As long as users are not forced to only trust governance — as long as they can still reproduce the artifacts from scratch — I could see this being safer for most users, who will not be reproducing the artifacts themselves.
This would let us address TEE applications rather than specific versions of artifacts, and the URLs would look as follows:
https://aHR0cHM6Ly9idWlsZGVybmV0LmZsYXNoYm90cy5uZXQvbWVhc3VyZW1lbnRzCg==@buildernetip.domain
https://0xde374479CEe0792F9c3fD389E5c28B8574b0a7DD@host.domain
In case of multisigs we could also of course simply verify the signatures, adding the expected pubkey to userinfo of the url.
Upgrades to applications are now transparent — and still as secure as the governance of the application. Which is extremely useful in some circumstances (in some others you maybe wouldn’t want that). The attack surface area is arguably bigger than if the user follows all the steps to reproduce an image — but most users won’t. This will be safer for users that don’t reproduce their measurements, as the measurements will be retrieved directly from the app’s governance mechanism rather than from individual developers, or the internet, or telegram groups.
Your TLS terminating proxy would parse those, and request expected measurements from the source you specified. This is more or less what is currently done in the permissioned BuilderNet, with users fetching expected measurements from the application’s developers service. Your attested TLS proxy can do it now too.

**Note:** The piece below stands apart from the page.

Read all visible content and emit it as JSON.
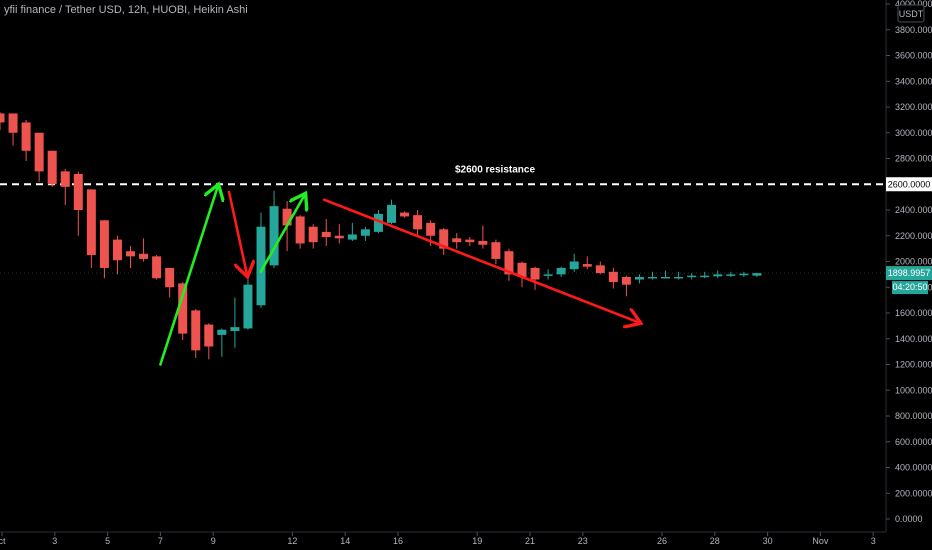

You know what’s better than a TLS proxy? TLS with no proxies.
All of the above still needs either a proxy or a library that modifies TLS handshake to remotely attest the handshake. You can’t do that in a browser!
If the user doesn’t remotely attest the TEE during TLS handshake — we could still perform a post-establishment handshake separately. With non-proxied TLS being such a UX improvement I could see all of TEE web services exposing a handshake endpoint in their API — however, it’s far from trivial to make sure this is safe from man-in-the-middle attacks.

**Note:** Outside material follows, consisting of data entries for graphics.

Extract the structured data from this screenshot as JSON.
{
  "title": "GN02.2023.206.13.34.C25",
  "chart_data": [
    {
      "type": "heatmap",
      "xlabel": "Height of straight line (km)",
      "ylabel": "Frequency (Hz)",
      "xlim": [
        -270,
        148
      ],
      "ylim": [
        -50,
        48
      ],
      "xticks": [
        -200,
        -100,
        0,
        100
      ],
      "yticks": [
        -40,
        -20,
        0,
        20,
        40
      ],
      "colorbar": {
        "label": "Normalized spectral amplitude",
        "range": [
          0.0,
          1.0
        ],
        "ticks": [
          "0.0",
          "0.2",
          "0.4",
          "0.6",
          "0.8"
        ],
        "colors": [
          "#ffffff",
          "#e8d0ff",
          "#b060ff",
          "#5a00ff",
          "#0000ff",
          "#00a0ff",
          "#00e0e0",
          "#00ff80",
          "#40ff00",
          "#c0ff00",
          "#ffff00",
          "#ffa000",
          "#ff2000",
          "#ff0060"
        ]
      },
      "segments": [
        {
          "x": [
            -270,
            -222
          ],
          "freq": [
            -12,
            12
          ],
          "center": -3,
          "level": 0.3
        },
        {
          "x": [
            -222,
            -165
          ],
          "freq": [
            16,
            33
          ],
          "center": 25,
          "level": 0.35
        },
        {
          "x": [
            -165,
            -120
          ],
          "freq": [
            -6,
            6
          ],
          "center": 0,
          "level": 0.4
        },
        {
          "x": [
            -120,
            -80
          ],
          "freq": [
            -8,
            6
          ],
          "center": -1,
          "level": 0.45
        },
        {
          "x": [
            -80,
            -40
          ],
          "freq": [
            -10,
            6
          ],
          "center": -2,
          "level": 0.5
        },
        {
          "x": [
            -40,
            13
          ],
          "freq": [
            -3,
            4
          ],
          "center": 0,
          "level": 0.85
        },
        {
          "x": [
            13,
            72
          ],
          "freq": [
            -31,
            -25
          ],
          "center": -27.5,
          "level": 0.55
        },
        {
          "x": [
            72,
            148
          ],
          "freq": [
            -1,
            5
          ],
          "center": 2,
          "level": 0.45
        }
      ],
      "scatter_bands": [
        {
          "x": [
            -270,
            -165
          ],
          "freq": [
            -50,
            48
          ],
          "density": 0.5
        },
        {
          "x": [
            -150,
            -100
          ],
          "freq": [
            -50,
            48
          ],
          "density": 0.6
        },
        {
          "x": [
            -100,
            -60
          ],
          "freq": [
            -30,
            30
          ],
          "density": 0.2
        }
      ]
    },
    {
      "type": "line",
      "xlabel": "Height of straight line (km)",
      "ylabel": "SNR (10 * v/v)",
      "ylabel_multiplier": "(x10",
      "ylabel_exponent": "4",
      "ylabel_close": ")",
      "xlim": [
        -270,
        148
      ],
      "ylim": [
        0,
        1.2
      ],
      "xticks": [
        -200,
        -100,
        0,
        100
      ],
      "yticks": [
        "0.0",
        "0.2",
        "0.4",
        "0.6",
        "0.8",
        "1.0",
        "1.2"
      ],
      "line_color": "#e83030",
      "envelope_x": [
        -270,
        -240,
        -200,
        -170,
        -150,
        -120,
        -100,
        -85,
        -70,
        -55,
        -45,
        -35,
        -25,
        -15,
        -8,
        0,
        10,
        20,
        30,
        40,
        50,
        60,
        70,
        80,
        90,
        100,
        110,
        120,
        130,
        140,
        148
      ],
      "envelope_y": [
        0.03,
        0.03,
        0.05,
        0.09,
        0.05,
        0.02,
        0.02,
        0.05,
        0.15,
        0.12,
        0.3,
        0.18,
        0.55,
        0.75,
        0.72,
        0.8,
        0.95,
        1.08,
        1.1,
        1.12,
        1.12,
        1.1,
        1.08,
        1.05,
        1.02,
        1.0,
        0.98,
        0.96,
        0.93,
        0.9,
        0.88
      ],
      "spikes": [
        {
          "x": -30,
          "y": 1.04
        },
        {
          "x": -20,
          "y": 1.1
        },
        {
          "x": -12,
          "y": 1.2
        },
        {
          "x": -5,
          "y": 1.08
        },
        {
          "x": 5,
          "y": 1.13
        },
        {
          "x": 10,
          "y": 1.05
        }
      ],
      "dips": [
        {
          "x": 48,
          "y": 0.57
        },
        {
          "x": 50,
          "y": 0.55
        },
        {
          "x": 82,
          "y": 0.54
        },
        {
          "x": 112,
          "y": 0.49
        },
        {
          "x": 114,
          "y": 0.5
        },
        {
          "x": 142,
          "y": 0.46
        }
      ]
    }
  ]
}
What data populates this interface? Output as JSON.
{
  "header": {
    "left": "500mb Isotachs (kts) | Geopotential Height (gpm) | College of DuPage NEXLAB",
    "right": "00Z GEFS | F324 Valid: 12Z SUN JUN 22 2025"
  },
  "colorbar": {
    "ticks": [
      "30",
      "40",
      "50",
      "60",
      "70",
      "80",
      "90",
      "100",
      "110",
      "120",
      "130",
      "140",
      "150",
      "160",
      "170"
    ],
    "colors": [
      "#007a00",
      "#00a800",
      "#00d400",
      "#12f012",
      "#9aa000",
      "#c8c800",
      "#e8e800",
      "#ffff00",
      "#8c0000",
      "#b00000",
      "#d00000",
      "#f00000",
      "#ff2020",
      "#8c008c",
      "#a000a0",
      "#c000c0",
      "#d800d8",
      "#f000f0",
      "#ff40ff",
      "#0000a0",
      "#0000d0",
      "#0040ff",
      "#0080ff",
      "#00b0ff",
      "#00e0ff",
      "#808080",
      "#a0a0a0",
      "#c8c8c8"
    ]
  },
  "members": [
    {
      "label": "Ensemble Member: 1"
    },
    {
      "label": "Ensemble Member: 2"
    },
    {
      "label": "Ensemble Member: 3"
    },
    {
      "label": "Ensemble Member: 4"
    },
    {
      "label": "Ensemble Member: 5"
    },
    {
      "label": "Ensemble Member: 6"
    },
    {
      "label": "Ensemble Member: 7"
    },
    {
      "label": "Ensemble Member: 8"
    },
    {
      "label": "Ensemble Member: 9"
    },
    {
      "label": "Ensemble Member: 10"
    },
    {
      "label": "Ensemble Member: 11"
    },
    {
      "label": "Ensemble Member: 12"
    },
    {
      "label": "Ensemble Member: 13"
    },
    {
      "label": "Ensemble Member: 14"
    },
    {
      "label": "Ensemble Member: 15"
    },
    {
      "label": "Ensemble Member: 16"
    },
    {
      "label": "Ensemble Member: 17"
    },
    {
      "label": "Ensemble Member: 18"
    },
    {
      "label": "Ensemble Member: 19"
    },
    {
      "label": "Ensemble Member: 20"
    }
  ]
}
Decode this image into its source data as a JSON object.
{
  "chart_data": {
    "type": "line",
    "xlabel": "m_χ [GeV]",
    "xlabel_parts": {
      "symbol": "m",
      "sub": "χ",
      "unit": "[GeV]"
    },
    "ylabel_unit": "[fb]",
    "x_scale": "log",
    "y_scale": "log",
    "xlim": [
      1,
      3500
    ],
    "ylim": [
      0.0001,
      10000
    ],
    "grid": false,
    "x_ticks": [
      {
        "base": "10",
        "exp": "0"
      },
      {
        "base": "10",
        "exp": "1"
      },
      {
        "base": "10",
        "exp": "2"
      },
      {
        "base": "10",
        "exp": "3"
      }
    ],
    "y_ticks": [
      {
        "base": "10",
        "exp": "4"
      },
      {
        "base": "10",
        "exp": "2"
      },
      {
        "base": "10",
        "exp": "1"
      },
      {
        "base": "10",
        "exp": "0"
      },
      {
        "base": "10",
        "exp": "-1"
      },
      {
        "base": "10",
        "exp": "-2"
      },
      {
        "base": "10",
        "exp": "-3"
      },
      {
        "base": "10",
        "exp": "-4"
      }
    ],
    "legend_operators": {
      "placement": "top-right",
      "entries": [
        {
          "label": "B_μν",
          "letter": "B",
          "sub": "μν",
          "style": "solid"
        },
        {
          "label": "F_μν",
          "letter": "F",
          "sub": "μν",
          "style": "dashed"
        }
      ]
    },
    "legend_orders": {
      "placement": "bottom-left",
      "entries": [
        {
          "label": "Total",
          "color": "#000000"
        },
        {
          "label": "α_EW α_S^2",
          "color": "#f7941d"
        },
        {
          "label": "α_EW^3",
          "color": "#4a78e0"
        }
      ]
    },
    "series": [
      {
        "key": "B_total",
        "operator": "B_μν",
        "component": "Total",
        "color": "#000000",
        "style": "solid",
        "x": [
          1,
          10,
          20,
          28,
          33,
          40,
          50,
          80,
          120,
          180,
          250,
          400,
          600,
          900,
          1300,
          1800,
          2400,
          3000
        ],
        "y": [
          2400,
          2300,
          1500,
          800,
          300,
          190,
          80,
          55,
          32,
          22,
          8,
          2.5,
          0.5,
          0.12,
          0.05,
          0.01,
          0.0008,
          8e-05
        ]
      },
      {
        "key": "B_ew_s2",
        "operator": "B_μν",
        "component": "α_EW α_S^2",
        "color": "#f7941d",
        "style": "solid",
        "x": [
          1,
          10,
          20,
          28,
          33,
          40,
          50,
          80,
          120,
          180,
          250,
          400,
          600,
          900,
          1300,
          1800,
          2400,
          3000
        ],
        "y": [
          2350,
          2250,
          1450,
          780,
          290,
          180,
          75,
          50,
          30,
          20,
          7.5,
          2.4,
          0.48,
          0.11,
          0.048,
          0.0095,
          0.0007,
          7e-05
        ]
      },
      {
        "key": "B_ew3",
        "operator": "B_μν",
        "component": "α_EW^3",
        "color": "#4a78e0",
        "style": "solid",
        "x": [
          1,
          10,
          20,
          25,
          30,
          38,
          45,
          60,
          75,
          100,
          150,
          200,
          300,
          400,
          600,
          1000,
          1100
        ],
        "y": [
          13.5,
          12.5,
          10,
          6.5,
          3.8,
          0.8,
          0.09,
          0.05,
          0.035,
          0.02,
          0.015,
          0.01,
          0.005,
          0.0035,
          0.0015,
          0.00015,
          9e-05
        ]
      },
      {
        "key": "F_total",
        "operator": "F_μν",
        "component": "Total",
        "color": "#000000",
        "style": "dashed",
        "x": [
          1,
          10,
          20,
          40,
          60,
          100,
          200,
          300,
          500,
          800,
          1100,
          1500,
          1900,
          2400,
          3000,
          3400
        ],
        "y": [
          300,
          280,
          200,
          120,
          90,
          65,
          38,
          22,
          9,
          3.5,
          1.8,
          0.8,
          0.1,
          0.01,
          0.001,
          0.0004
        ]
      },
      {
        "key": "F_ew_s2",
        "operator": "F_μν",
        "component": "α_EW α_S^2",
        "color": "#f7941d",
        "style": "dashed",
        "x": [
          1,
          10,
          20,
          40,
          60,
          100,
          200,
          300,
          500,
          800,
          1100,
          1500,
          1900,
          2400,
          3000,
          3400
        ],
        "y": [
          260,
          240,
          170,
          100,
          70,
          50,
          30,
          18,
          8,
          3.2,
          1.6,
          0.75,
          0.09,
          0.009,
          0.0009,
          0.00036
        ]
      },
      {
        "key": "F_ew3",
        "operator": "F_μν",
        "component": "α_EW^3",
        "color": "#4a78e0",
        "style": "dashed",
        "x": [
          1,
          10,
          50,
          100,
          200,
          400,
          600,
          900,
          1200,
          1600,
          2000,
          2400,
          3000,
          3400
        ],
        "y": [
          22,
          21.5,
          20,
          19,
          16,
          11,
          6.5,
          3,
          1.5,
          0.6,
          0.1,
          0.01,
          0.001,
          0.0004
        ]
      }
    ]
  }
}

The user not performing a remote attestation is inherently less secure — as users will be only indirectly verifying the attestation. But it could be secure enough — and still worth considering, as it would be the simplest and the preferred way to interact with any web service. It would also be compatible with browsers, which is really important!
For how non-proxied TLS for TEEs could work, see the excellent Securing Domain Certificates: Ensuring Exclusive Control by TEE by @shelven and GitHub - Dstack-TEE/dstack from Phala.

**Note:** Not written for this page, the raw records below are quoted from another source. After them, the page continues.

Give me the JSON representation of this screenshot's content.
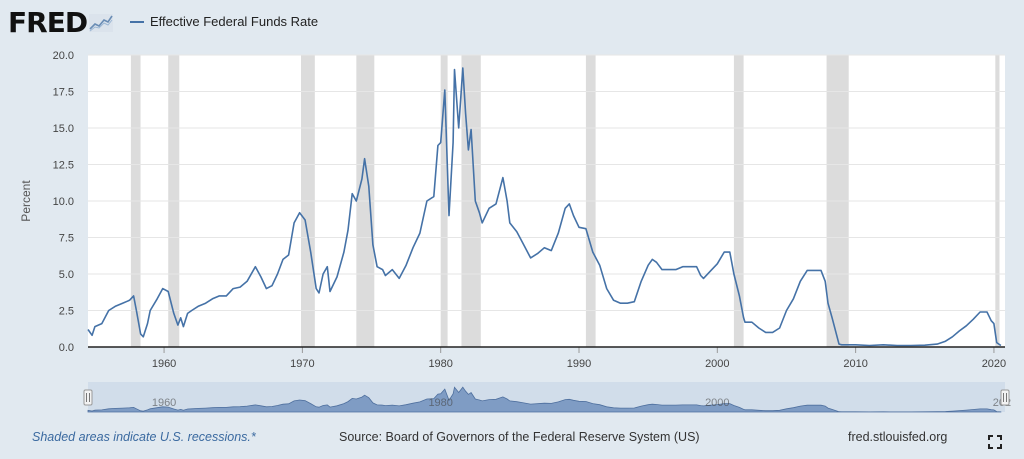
{
  "header": {
    "logo_text": "FRED",
    "legend_label": "Effective Federal Funds Rate"
  },
  "colors": {
    "line": "#4572a7",
    "recession": "#dcdcdc",
    "background": "#e1e9f0",
    "plot": "#ffffff",
    "navigator_fill": "#c5d3e6"
  },
  "footer": {
    "note": "Shaded areas indicate U.S. recessions.*",
    "source": "Source: Board of Governors of the Federal Reserve System (US)",
    "site": "fred.stlouisfed.org"
  },
  "icons": {
    "fullscreen": "fullscreen-icon",
    "logo_graph": "fred-graph-icon"
  },
  "chart_data": {
    "type": "line",
    "title": "",
    "xlabel": "",
    "ylabel": "Percent",
    "xlim": [
      1954.5,
      2020.8
    ],
    "ylim": [
      0,
      20
    ],
    "y_ticks": [
      "0.0",
      "2.5",
      "5.0",
      "7.5",
      "10.0",
      "12.5",
      "15.0",
      "17.5",
      "20.0"
    ],
    "x_ticks": [
      "1960",
      "1970",
      "1980",
      "1990",
      "2000",
      "2010",
      "2020"
    ],
    "navigator_labels": [
      "1960",
      "1980",
      "2000",
      "202"
    ],
    "grid": "horizontal",
    "legend": "top-left",
    "recessions": [
      [
        1957.6,
        1958.3
      ],
      [
        1960.3,
        1961.1
      ],
      [
        1969.9,
        1970.9
      ],
      [
        1973.9,
        1975.2
      ],
      [
        1980.0,
        1980.5
      ],
      [
        1981.5,
        1982.9
      ],
      [
        1990.5,
        1991.2
      ],
      [
        2001.2,
        2001.9
      ],
      [
        2007.9,
        2009.5
      ],
      [
        2020.1,
        2020.4
      ]
    ],
    "series": [
      {
        "values": [
          [
            1954.5,
            1.2
          ],
          [
            1954.8,
            0.8
          ],
          [
            1955.0,
            1.4
          ],
          [
            1955.5,
            1.6
          ],
          [
            1956.0,
            2.5
          ],
          [
            1956.5,
            2.8
          ],
          [
            1957.0,
            3.0
          ],
          [
            1957.5,
            3.2
          ],
          [
            1957.8,
            3.5
          ],
          [
            1958.0,
            2.5
          ],
          [
            1958.3,
            0.9
          ],
          [
            1958.5,
            0.7
          ],
          [
            1958.8,
            1.6
          ],
          [
            1959.0,
            2.5
          ],
          [
            1959.5,
            3.3
          ],
          [
            1959.9,
            4.0
          ],
          [
            1960.3,
            3.8
          ],
          [
            1960.7,
            2.3
          ],
          [
            1961.0,
            1.5
          ],
          [
            1961.2,
            2.0
          ],
          [
            1961.4,
            1.4
          ],
          [
            1961.7,
            2.3
          ],
          [
            1962.0,
            2.5
          ],
          [
            1962.5,
            2.8
          ],
          [
            1963.0,
            3.0
          ],
          [
            1963.5,
            3.3
          ],
          [
            1964.0,
            3.5
          ],
          [
            1964.5,
            3.5
          ],
          [
            1965.0,
            4.0
          ],
          [
            1965.5,
            4.1
          ],
          [
            1966.0,
            4.5
          ],
          [
            1966.6,
            5.5
          ],
          [
            1967.0,
            4.8
          ],
          [
            1967.4,
            4.0
          ],
          [
            1967.8,
            4.2
          ],
          [
            1968.2,
            5.0
          ],
          [
            1968.6,
            6.0
          ],
          [
            1969.0,
            6.3
          ],
          [
            1969.4,
            8.5
          ],
          [
            1969.8,
            9.2
          ],
          [
            1970.2,
            8.7
          ],
          [
            1970.6,
            6.5
          ],
          [
            1971.0,
            4.0
          ],
          [
            1971.2,
            3.7
          ],
          [
            1971.5,
            5.0
          ],
          [
            1971.8,
            5.5
          ],
          [
            1972.0,
            3.8
          ],
          [
            1972.5,
            4.8
          ],
          [
            1973.0,
            6.5
          ],
          [
            1973.3,
            8.0
          ],
          [
            1973.6,
            10.5
          ],
          [
            1973.9,
            10.0
          ],
          [
            1974.3,
            11.5
          ],
          [
            1974.5,
            12.9
          ],
          [
            1974.8,
            11.0
          ],
          [
            1975.1,
            7.0
          ],
          [
            1975.4,
            5.5
          ],
          [
            1975.8,
            5.3
          ],
          [
            1976.0,
            4.9
          ],
          [
            1976.5,
            5.3
          ],
          [
            1977.0,
            4.7
          ],
          [
            1977.5,
            5.6
          ],
          [
            1978.0,
            6.8
          ],
          [
            1978.5,
            7.8
          ],
          [
            1979.0,
            10.0
          ],
          [
            1979.5,
            10.3
          ],
          [
            1979.8,
            13.8
          ],
          [
            1980.0,
            14.0
          ],
          [
            1980.3,
            17.6
          ],
          [
            1980.6,
            9.0
          ],
          [
            1980.9,
            14.0
          ],
          [
            1981.0,
            19.0
          ],
          [
            1981.3,
            15.0
          ],
          [
            1981.6,
            19.1
          ],
          [
            1981.8,
            16.0
          ],
          [
            1982.0,
            13.5
          ],
          [
            1982.2,
            14.9
          ],
          [
            1982.5,
            10.0
          ],
          [
            1982.8,
            9.2
          ],
          [
            1983.0,
            8.5
          ],
          [
            1983.5,
            9.5
          ],
          [
            1984.0,
            9.8
          ],
          [
            1984.5,
            11.6
          ],
          [
            1984.8,
            10.0
          ],
          [
            1985.0,
            8.5
          ],
          [
            1985.5,
            7.9
          ],
          [
            1986.0,
            7.0
          ],
          [
            1986.5,
            6.1
          ],
          [
            1987.0,
            6.4
          ],
          [
            1987.5,
            6.8
          ],
          [
            1988.0,
            6.6
          ],
          [
            1988.5,
            7.8
          ],
          [
            1989.0,
            9.5
          ],
          [
            1989.3,
            9.8
          ],
          [
            1989.6,
            9.0
          ],
          [
            1990.0,
            8.2
          ],
          [
            1990.5,
            8.1
          ],
          [
            1991.0,
            6.5
          ],
          [
            1991.5,
            5.6
          ],
          [
            1992.0,
            4.0
          ],
          [
            1992.5,
            3.2
          ],
          [
            1993.0,
            3.0
          ],
          [
            1993.5,
            3.0
          ],
          [
            1994.0,
            3.1
          ],
          [
            1994.5,
            4.5
          ],
          [
            1995.0,
            5.6
          ],
          [
            1995.3,
            6.0
          ],
          [
            1995.6,
            5.8
          ],
          [
            1996.0,
            5.3
          ],
          [
            1996.5,
            5.3
          ],
          [
            1997.0,
            5.3
          ],
          [
            1997.5,
            5.5
          ],
          [
            1998.0,
            5.5
          ],
          [
            1998.5,
            5.5
          ],
          [
            1998.8,
            4.9
          ],
          [
            1999.0,
            4.7
          ],
          [
            1999.5,
            5.2
          ],
          [
            2000.0,
            5.7
          ],
          [
            2000.5,
            6.5
          ],
          [
            2000.9,
            6.5
          ],
          [
            2001.2,
            5.0
          ],
          [
            2001.6,
            3.5
          ],
          [
            2001.9,
            2.0
          ],
          [
            2002.0,
            1.7
          ],
          [
            2002.5,
            1.7
          ],
          [
            2003.0,
            1.3
          ],
          [
            2003.5,
            1.0
          ],
          [
            2004.0,
            1.0
          ],
          [
            2004.5,
            1.3
          ],
          [
            2005.0,
            2.5
          ],
          [
            2005.5,
            3.3
          ],
          [
            2006.0,
            4.5
          ],
          [
            2006.5,
            5.25
          ],
          [
            2007.0,
            5.25
          ],
          [
            2007.5,
            5.25
          ],
          [
            2007.8,
            4.5
          ],
          [
            2008.0,
            3.0
          ],
          [
            2008.3,
            2.0
          ],
          [
            2008.8,
            0.2
          ],
          [
            2009.0,
            0.15
          ],
          [
            2010.0,
            0.15
          ],
          [
            2011.0,
            0.1
          ],
          [
            2012.0,
            0.15
          ],
          [
            2013.0,
            0.1
          ],
          [
            2014.0,
            0.1
          ],
          [
            2015.0,
            0.12
          ],
          [
            2015.9,
            0.2
          ],
          [
            2016.5,
            0.4
          ],
          [
            2017.0,
            0.7
          ],
          [
            2017.5,
            1.1
          ],
          [
            2018.0,
            1.45
          ],
          [
            2018.5,
            1.9
          ],
          [
            2019.0,
            2.4
          ],
          [
            2019.5,
            2.4
          ],
          [
            2019.8,
            1.8
          ],
          [
            2020.0,
            1.6
          ],
          [
            2020.2,
            0.3
          ],
          [
            2020.5,
            0.1
          ]
        ]
      }
    ]
  }
}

Basic idea is to control a domain from within a TEE — and sign subdomain certificate requests according to requestor TEE’s measurements! This falls somewhere between the ideas presented above, as it works on specific versions’ measurements rather than applications — but is as convenient as a centralized service. This approach could also benefit from moving to IDs of applications’ governance from IDs of specific versions of container manifests.
Takeaways
- Addressing TEE web services is far from trivial. It’s also inevitable and the biggest challenge your users will face.
- Please don’t post expected measurements in random places on the internet. Your users will at some point request the wrong version of your app — hopefully just outdated rather than malicious.
- An application is its governance, and governance over upgrades, safe versions and releases is the problem at the core of TEE applications. Expected measurements of a TEE service is downstream of governance over versions and upgrades. And this should be reflected in how you address your TEEs.
- I’d suggest to address your TEE apps in a way that matches the governance they follow. Permissioned apps should expose their releases, and therefore expected measurements, in a permissioned way — on multisig contracts, signed GitHub releases, regular old https endpoints. For permissionless apps — both the governance and addressing should be contract-based.
- BuilderNet should publish releases (and therefore expected measurements) in a multisig contract for transparency even if it’s permissioned!